# 2012 2.1 comments



## bike981 (Sep 14, 2010)

Looks like the Trek website has been updated to the 2012 models, at least for the most part.

I have been interested in a 2.1, and I see for 2012 the 2.1 is available with 105 or SRAM Apex. The 105, though, is only a triple crank, and the Apex is the usual 50/34 compact but with an 11-32 cassette.

I am by no means a strong rider, but even I can't see the utility of almost 1:1 gearing on the 2.1 Apex. And why not offer the 105 in a 34/50 instead of only a triple?

Also, the Charcoal Ice Green color option for the 2.1 Apex reminds me of the color of shag carpet we had in our house back in the 1970s. Maybe it looks better in person... 

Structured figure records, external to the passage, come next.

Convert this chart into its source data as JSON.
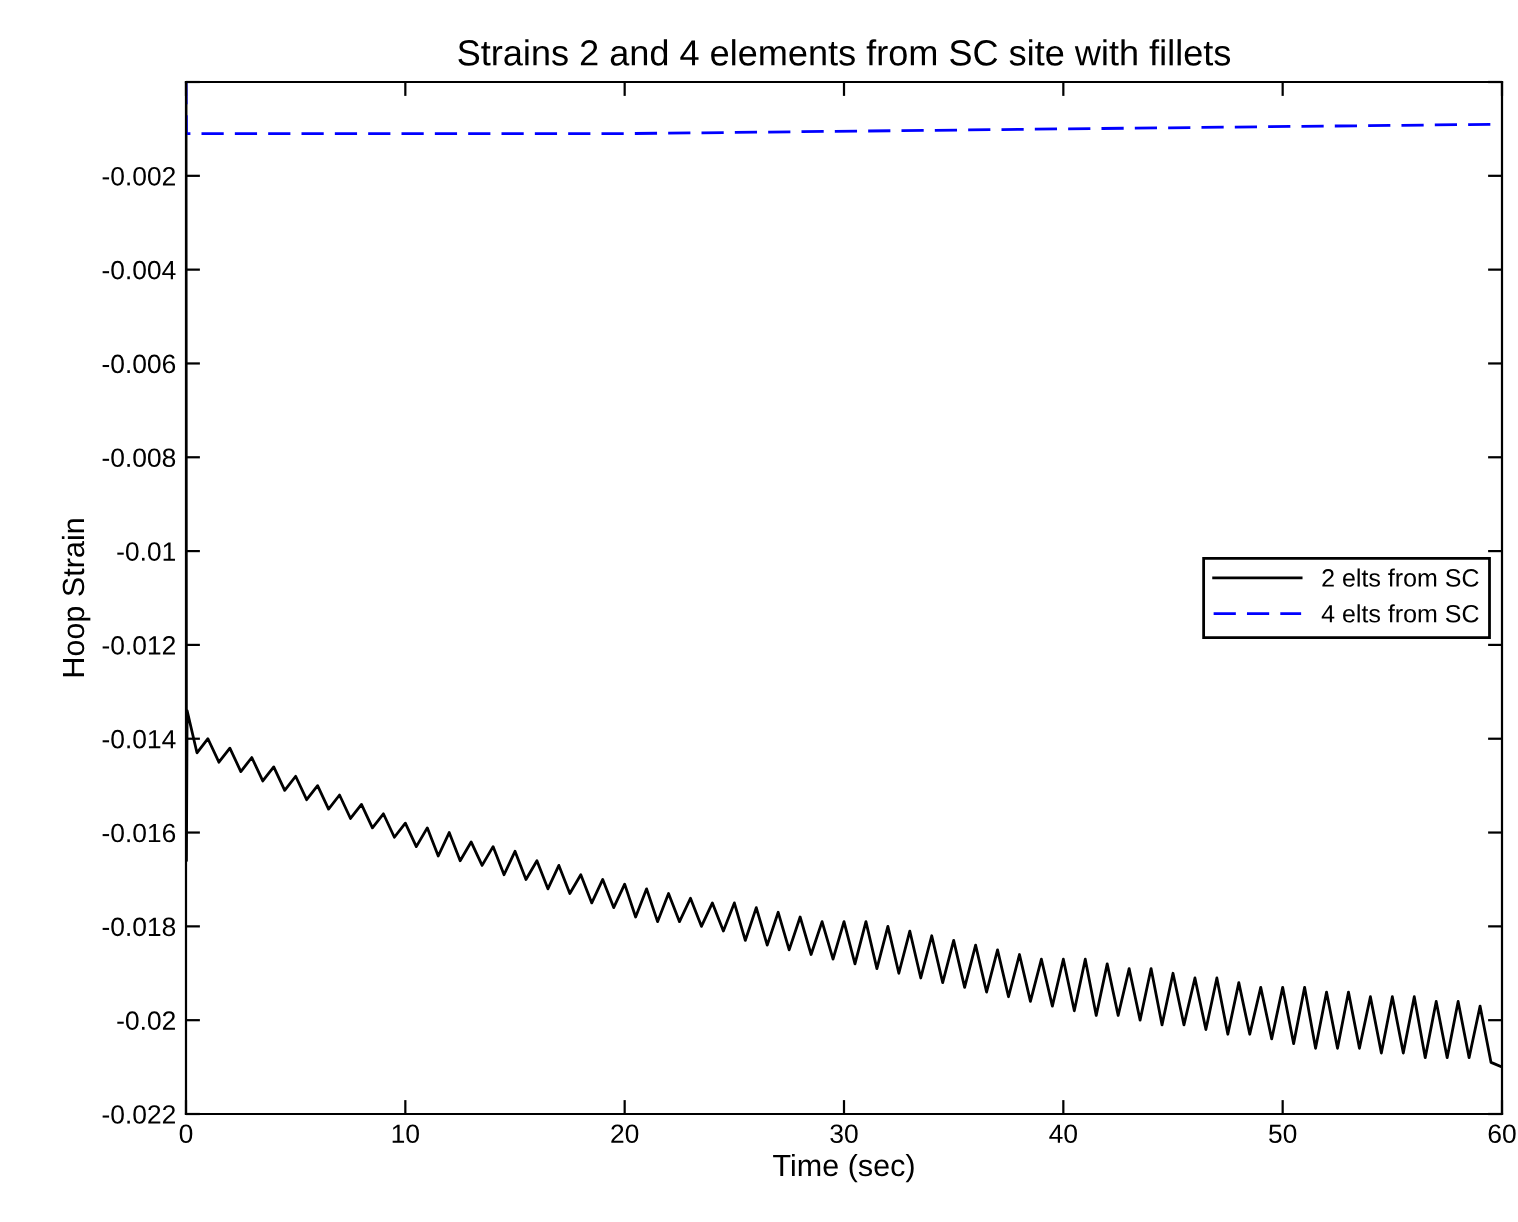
{
  "chart_data": {
    "type": "line",
    "title": "Strains 2 and 4 elements from SC site with fillets",
    "xlabel": "Time (sec)",
    "ylabel": "Hoop Strain",
    "xlim": [
      0,
      60
    ],
    "xticks": [
      0,
      10,
      20,
      30,
      40,
      50,
      60
    ],
    "ylim": [
      -0.022,
      0
    ],
    "yticks": [
      {
        "value": 0,
        "label": null
      },
      -0.002,
      -0.004,
      -0.006,
      -0.008,
      -0.01,
      -0.012,
      -0.014,
      -0.016,
      -0.018,
      -0.02,
      -0.022
    ],
    "grid": false,
    "legend": "right",
    "series": [
      {
        "name": "2 elts from SC",
        "color": "#000000",
        "line_style": "solid",
        "x": [
          0,
          0.02,
          0.05,
          0.5,
          1,
          1.5,
          2,
          2.5,
          3,
          3.5,
          4,
          4.5,
          5,
          5.5,
          6,
          6.5,
          7,
          7.5,
          8,
          8.5,
          9,
          9.5,
          10,
          10.5,
          11,
          11.5,
          12,
          12.5,
          13,
          13.5,
          14,
          14.5,
          15,
          15.5,
          16,
          16.5,
          17,
          17.5,
          18,
          18.5,
          19,
          19.5,
          20,
          20.5,
          21,
          21.5,
          22,
          22.5,
          23,
          23.5,
          24,
          24.5,
          25,
          25.5,
          26,
          26.5,
          27,
          27.5,
          28,
          28.5,
          29,
          29.5,
          30,
          30.5,
          31,
          31.5,
          32,
          32.5,
          33,
          33.5,
          34,
          34.5,
          35,
          35.5,
          36,
          36.5,
          37,
          37.5,
          38,
          38.5,
          39,
          39.5,
          40,
          40.5,
          41,
          41.5,
          42,
          42.5,
          43,
          43.5,
          44,
          44.5,
          45,
          45.5,
          46,
          46.5,
          47,
          47.5,
          48,
          48.5,
          49,
          49.5,
          50,
          50.5,
          51,
          51.5,
          52,
          52.5,
          53,
          53.5,
          54,
          54.5,
          55,
          55.5,
          56,
          56.5,
          57,
          57.5,
          58,
          58.5,
          59,
          59.5,
          60
        ],
        "values": [
          0,
          -0.0166,
          -0.0134,
          -0.0143,
          -0.014,
          -0.0145,
          -0.0142,
          -0.0147,
          -0.0144,
          -0.0149,
          -0.0146,
          -0.0151,
          -0.0148,
          -0.0153,
          -0.015,
          -0.0155,
          -0.0152,
          -0.0157,
          -0.0154,
          -0.0159,
          -0.0156,
          -0.0161,
          -0.0158,
          -0.0163,
          -0.0159,
          -0.0165,
          -0.016,
          -0.0166,
          -0.0162,
          -0.0167,
          -0.0163,
          -0.0169,
          -0.0164,
          -0.017,
          -0.0166,
          -0.0172,
          -0.0167,
          -0.0173,
          -0.0169,
          -0.0175,
          -0.017,
          -0.0176,
          -0.0171,
          -0.0178,
          -0.0172,
          -0.0179,
          -0.0173,
          -0.0179,
          -0.0174,
          -0.018,
          -0.0175,
          -0.0181,
          -0.0175,
          -0.0183,
          -0.0176,
          -0.0184,
          -0.0177,
          -0.0185,
          -0.0178,
          -0.0186,
          -0.0179,
          -0.0187,
          -0.0179,
          -0.0188,
          -0.0179,
          -0.0189,
          -0.018,
          -0.019,
          -0.0181,
          -0.0191,
          -0.0182,
          -0.0192,
          -0.0183,
          -0.0193,
          -0.0184,
          -0.0194,
          -0.0185,
          -0.0195,
          -0.0186,
          -0.0196,
          -0.0187,
          -0.0197,
          -0.0187,
          -0.0198,
          -0.0187,
          -0.0199,
          -0.0188,
          -0.0199,
          -0.0189,
          -0.02,
          -0.0189,
          -0.0201,
          -0.019,
          -0.0201,
          -0.0191,
          -0.0202,
          -0.0191,
          -0.0203,
          -0.0192,
          -0.0203,
          -0.0193,
          -0.0204,
          -0.0193,
          -0.0205,
          -0.0193,
          -0.0206,
          -0.0194,
          -0.0206,
          -0.0194,
          -0.0206,
          -0.0195,
          -0.0207,
          -0.0195,
          -0.0207,
          -0.0195,
          -0.0208,
          -0.0196,
          -0.0208,
          -0.0196,
          -0.0208,
          -0.0197,
          -0.0209,
          -0.021
        ]
      },
      {
        "name": "4 elts from SC",
        "color": "#0000ff",
        "line_style": "dashed",
        "x": [
          0,
          0.02,
          20,
          40,
          60
        ],
        "values": [
          0,
          -0.0011,
          -0.0011,
          -0.001,
          -0.0009
        ]
      }
    ]
  }
}
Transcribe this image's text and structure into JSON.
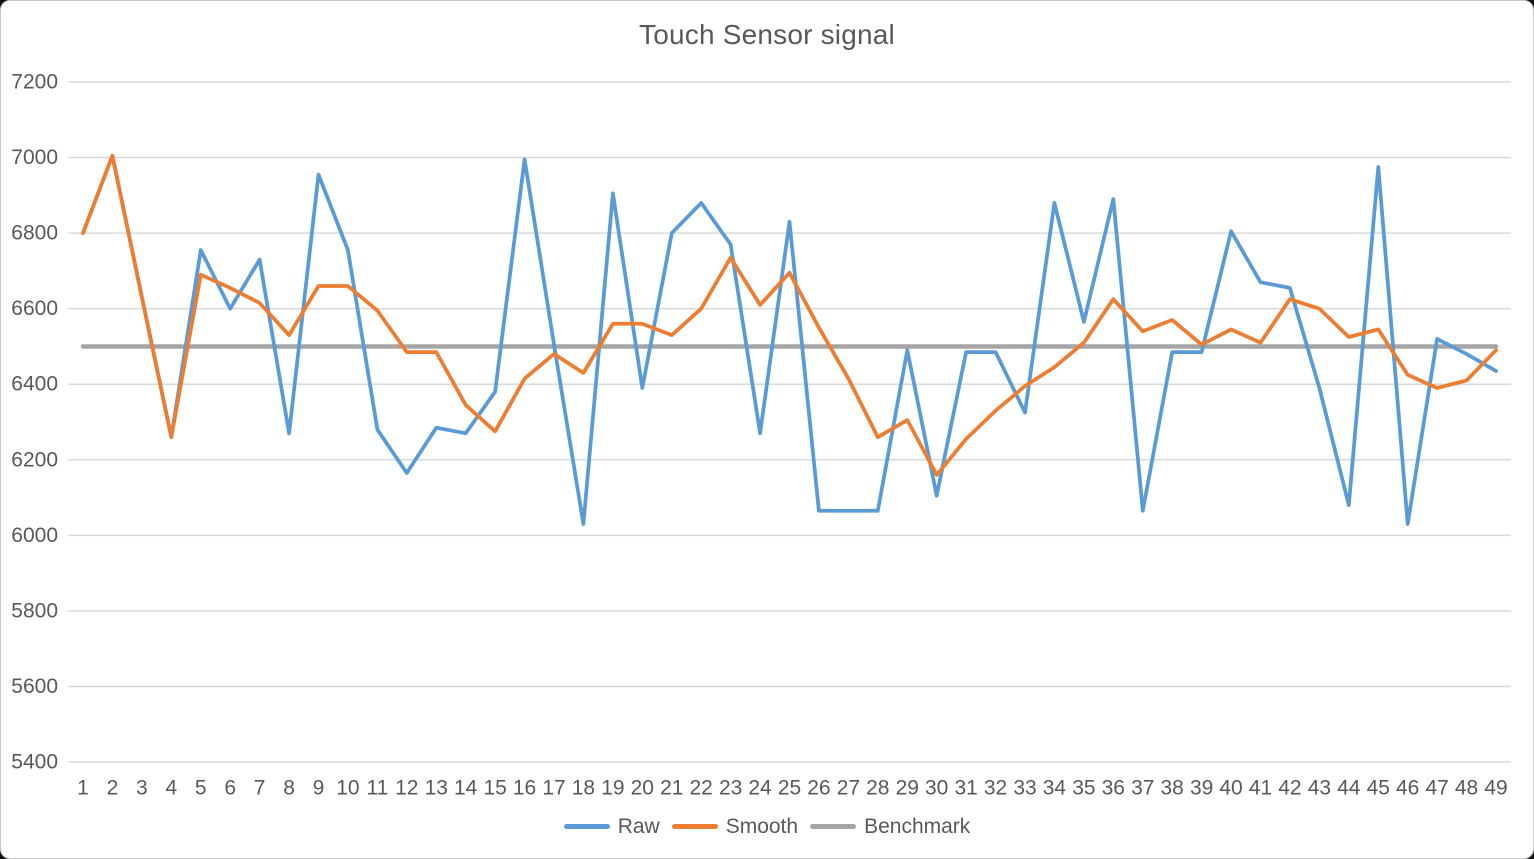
{
  "window": {
    "title_bar": ""
  },
  "chart_data": {
    "type": "line",
    "title": "Touch Sensor signal",
    "xlabel": "",
    "ylabel": "",
    "ylim": [
      5400,
      7200
    ],
    "ytick_step": 200,
    "grid": "horizontal",
    "legend_position": "bottom",
    "x": [
      1,
      2,
      3,
      4,
      5,
      6,
      7,
      8,
      9,
      10,
      11,
      12,
      13,
      14,
      15,
      16,
      17,
      18,
      19,
      20,
      21,
      22,
      23,
      24,
      25,
      26,
      27,
      28,
      29,
      30,
      31,
      32,
      33,
      34,
      35,
      36,
      37,
      38,
      39,
      40,
      41,
      42,
      43,
      44,
      45,
      46,
      47,
      48,
      49
    ],
    "series": [
      {
        "name": "Raw",
        "color": "#5B9BD5",
        "values": [
          6800,
          7005,
          6630,
          6260,
          6755,
          6600,
          6730,
          6270,
          6955,
          6755,
          6280,
          6165,
          6285,
          6270,
          6380,
          6995,
          6505,
          6030,
          6905,
          6390,
          6800,
          6880,
          6770,
          6270,
          6830,
          6065,
          6065,
          6065,
          6490,
          6105,
          6485,
          6485,
          6325,
          6880,
          6565,
          6890,
          6065,
          6485,
          6485,
          6805,
          6670,
          6655,
          6390,
          6080,
          6975,
          6030,
          6520,
          6480,
          6435
        ]
      },
      {
        "name": "Smooth",
        "color": "#ED7D31",
        "values": [
          6800,
          7005,
          6630,
          6260,
          6690,
          6655,
          6615,
          6530,
          6660,
          6660,
          6595,
          6485,
          6485,
          6345,
          6275,
          6415,
          6480,
          6430,
          6560,
          6560,
          6530,
          6600,
          6735,
          6610,
          6695,
          6550,
          6415,
          6260,
          6305,
          6160,
          6255,
          6330,
          6395,
          6445,
          6510,
          6625,
          6540,
          6570,
          6505,
          6545,
          6510,
          6625,
          6600,
          6525,
          6545,
          6425,
          6390,
          6410,
          6490
        ]
      },
      {
        "name": "Benchmark",
        "color": "#A5A5A5",
        "constant": 6500
      }
    ]
  },
  "axes": {
    "y_ticks": [
      7200,
      7000,
      6800,
      6600,
      6400,
      6200,
      6000,
      5800,
      5600,
      5400
    ],
    "x_ticks": [
      "1",
      "2",
      "3",
      "4",
      "5",
      "6",
      "7",
      "8",
      "9",
      "10",
      "11",
      "12",
      "13",
      "14",
      "15",
      "16",
      "17",
      "18",
      "19",
      "20",
      "21",
      "22",
      "23",
      "24",
      "25",
      "26",
      "27",
      "28",
      "29",
      "30",
      "31",
      "32",
      "33",
      "34",
      "35",
      "36",
      "37",
      "38",
      "39",
      "40",
      "41",
      "42",
      "43",
      "44",
      "45",
      "46",
      "47",
      "48",
      "49"
    ]
  },
  "style": {
    "gridline_color": "#D9D9D9",
    "text_color": "#595959",
    "background": "#FFFFFF"
  }
}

Guess I'll be hoping the LBSs have some leftover 2011 2.1 stock.


----------



## Rob (Mar 3, 2004)

And the 105 has a 12-30 Tiagra cassette. With the triple crank, it has exactly 1:1 gearing - even lower than Apex. I guess if you don't want such low gearing you could swap out the 11-32 cassette on the Apex for something else. There are quite a few Apex cassettes available. If you really want the 105 model you could put a 50/34 on it but that would probably cost more. 

I definitely agree with you about the lovely ( ) green color. I don't normally like black bikes, but in this case it would be my choice.


----------



## fivekabob (Sep 16, 2008)

*Triple with a big casette ring*

I currently ride a 2004 Trek 2100. It came with a 30 granny chainring and 25 cassette. I changed the cassette to a 28 or 27 and at times I really need that gear. Maybe 30/30 is overkill but 30/28 or 27 can be useful. I wonder what it feels like to ride in 30/30 gear and what the top speed would be in not freewheeling. 4.5 MPH?


----------



## Rob (Mar 3, 2004)

fivekabob said:


> I wonder what it feels like to ride in 30/30 gear and what the top speed would be in not freewheeling. 4.5 MPH?


If my quick calculations are correct:

At 90 rpm, speed is about 7 mph.
At 60 rpm, speed is about 4.7 mph


----------



## superjesus (Jul 26, 2010)

For 2012, the 2.1 105 has H3 geometry only, and the 2.1 Apex has H2 geometry only. 

Not sure why the price went up $100 for the Apex model, especially when compared to the 2011 model.


----------



## BCP (Nov 3, 2011)

The green looks far better in person than it does in the advertising - IMO. Maybe I just like odd shades of green, who knows.


----------